2. Aus alledem ergibt sich auch, dass die Antragsgegnerin verpflichtet ist, eine Stellungnahme zum Antrag der Antragsteller auf Gewährung von Eingliederungshilfe für eine Schulbegleitung für L. gegenüber dem Bezirk Unterfranken abzugeben. Denn aufgrund des Suspensiveffekts der Klage ist L. berechtigt, die schulvorbereitende Einrichtung bis zur Entscheidung im Hauptsacheverfahren weiter zu besuchen. Da der Einsatz einer Schulbegleitung in einer schulvorbereitenden Einrichtung in privater Trägerschaft gemäß § 82 Abs. 3 Satz 2 Halbs. 2 i.V.m. § 40 Abs. 3 Satz 2 VSO-F der Genehmigung des Schulträgers bedarf, lässt sich daraus eine grundsätzliche schulische Mitwirkungspflicht in Form der Stellungnahme zu Anträgen auf Gewährung von Eingliederungshilfe für eine Schulbegleitung ableiten. Auch hierauf hat das Verwaltungsgericht zutreffend hingewiesen.

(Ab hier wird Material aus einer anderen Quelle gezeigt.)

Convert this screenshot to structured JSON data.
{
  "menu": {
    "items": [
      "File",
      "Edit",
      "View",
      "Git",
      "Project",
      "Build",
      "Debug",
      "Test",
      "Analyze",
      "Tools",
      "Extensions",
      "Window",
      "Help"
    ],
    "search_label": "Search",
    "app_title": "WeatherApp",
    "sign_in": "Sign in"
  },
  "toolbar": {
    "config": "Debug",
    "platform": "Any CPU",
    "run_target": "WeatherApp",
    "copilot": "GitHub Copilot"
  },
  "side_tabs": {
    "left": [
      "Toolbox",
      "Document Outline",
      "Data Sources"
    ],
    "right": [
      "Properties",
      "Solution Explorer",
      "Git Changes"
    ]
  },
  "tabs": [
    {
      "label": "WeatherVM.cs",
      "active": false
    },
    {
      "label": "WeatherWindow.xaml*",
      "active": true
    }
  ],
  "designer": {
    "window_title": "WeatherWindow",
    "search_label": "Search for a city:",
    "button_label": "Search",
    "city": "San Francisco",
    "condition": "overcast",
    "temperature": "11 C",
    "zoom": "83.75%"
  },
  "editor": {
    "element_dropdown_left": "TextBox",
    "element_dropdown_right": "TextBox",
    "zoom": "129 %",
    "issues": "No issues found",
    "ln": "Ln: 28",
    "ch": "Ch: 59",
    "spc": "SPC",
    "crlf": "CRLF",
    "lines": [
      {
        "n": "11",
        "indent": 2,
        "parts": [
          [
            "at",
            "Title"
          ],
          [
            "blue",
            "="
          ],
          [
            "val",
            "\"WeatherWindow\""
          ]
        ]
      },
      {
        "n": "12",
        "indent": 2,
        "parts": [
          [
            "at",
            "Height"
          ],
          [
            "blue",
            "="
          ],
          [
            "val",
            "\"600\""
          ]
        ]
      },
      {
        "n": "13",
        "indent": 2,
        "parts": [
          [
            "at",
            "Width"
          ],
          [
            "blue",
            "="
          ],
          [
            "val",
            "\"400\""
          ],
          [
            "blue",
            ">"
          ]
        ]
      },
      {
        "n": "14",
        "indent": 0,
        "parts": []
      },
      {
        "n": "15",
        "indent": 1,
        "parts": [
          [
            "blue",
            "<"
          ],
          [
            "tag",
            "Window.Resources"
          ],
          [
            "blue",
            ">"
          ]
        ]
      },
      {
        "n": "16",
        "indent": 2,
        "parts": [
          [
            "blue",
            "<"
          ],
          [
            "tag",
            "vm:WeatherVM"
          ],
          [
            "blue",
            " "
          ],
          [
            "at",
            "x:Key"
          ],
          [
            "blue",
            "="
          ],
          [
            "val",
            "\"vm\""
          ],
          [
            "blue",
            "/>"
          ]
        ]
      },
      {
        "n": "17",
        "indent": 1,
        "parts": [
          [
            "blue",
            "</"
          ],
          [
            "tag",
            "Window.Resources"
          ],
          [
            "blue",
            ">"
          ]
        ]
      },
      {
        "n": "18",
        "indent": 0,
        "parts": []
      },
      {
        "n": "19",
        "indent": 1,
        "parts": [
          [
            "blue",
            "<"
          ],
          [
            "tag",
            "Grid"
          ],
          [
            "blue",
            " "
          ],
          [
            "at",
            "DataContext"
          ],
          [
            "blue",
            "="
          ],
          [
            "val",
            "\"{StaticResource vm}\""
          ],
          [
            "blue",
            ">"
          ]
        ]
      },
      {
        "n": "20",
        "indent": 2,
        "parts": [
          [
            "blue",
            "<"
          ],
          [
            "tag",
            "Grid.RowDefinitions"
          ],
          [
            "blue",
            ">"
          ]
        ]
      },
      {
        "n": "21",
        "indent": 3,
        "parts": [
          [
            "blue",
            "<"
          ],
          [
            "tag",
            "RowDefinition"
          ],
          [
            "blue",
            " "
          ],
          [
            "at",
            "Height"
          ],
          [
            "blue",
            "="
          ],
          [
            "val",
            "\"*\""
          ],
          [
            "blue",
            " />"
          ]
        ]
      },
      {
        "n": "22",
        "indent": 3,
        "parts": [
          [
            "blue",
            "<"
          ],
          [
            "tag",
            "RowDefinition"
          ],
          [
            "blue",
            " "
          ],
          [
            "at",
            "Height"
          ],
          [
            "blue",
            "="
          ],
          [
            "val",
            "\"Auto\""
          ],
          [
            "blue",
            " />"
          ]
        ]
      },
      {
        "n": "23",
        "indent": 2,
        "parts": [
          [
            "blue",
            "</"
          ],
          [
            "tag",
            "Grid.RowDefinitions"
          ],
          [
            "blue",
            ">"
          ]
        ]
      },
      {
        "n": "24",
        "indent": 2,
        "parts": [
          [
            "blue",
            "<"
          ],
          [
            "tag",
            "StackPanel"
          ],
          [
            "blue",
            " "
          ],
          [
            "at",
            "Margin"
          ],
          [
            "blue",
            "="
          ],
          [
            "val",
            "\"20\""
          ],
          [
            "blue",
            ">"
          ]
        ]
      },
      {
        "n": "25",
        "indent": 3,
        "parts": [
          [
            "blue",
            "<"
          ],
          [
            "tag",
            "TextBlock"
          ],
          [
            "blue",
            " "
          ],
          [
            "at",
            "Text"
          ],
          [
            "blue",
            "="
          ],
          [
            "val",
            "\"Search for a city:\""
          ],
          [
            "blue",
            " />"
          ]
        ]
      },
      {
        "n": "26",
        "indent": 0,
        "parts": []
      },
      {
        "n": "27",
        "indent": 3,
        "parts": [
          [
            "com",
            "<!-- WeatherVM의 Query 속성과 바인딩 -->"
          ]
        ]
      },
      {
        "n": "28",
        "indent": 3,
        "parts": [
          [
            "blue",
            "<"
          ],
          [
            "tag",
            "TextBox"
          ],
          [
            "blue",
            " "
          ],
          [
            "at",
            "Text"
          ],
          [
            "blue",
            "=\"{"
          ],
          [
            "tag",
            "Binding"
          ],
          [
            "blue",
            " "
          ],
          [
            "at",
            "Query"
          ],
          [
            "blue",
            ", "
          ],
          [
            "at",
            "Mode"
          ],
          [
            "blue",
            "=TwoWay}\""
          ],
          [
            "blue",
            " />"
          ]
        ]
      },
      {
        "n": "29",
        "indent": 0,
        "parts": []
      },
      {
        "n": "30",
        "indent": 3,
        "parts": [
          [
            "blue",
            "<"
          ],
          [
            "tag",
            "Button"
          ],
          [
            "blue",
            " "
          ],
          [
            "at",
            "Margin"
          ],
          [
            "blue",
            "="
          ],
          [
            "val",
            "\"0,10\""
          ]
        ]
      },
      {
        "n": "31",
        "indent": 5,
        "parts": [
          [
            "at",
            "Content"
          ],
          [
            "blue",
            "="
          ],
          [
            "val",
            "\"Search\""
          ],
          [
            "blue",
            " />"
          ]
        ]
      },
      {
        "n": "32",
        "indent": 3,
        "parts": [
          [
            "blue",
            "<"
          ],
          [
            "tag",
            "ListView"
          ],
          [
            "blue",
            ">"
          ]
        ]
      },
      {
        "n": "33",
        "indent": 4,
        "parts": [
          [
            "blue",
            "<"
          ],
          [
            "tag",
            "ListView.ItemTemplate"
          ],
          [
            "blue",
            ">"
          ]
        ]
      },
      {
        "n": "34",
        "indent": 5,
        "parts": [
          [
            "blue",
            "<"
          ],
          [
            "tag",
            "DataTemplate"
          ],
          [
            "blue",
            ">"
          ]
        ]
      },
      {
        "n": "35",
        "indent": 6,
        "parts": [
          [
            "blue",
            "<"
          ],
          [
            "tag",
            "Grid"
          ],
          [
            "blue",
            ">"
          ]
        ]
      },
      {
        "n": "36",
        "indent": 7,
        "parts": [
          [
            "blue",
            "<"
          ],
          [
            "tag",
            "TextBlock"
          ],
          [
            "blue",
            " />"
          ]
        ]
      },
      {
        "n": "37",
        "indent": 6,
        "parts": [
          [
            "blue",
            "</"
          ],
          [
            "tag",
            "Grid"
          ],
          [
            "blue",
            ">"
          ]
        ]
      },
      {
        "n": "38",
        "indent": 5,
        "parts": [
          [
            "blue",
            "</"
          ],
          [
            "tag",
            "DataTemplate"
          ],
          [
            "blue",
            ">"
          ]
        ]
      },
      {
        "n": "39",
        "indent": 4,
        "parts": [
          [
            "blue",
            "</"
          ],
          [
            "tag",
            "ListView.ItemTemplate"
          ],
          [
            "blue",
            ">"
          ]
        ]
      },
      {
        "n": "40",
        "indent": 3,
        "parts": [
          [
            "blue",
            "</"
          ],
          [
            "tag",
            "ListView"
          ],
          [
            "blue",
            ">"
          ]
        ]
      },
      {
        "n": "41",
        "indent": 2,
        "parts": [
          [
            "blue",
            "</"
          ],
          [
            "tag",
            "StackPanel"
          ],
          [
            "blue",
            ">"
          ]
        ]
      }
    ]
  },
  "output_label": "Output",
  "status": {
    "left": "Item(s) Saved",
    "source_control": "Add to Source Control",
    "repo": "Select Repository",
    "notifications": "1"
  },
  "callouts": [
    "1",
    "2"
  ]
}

Die Kostenentscheidung beruht auf § 154 Abs. 2 VwGO. Die Streitwertfestsetzung ergibt sich aus § 47, § 52 Abs. 1 GKG i.V.m. Nr. 1.5 des Streitwertkatalogs für die Verwaltungsgerichtsbarkeit 2013 unter Zugrundelegung von zwei Anträgen, denen im mit der Beschwerde angegriffenen Beschluss stattgegeben wurde.
Diese Entscheidung ist unanfechtbar (§ 152 Abs. 1 VwGO).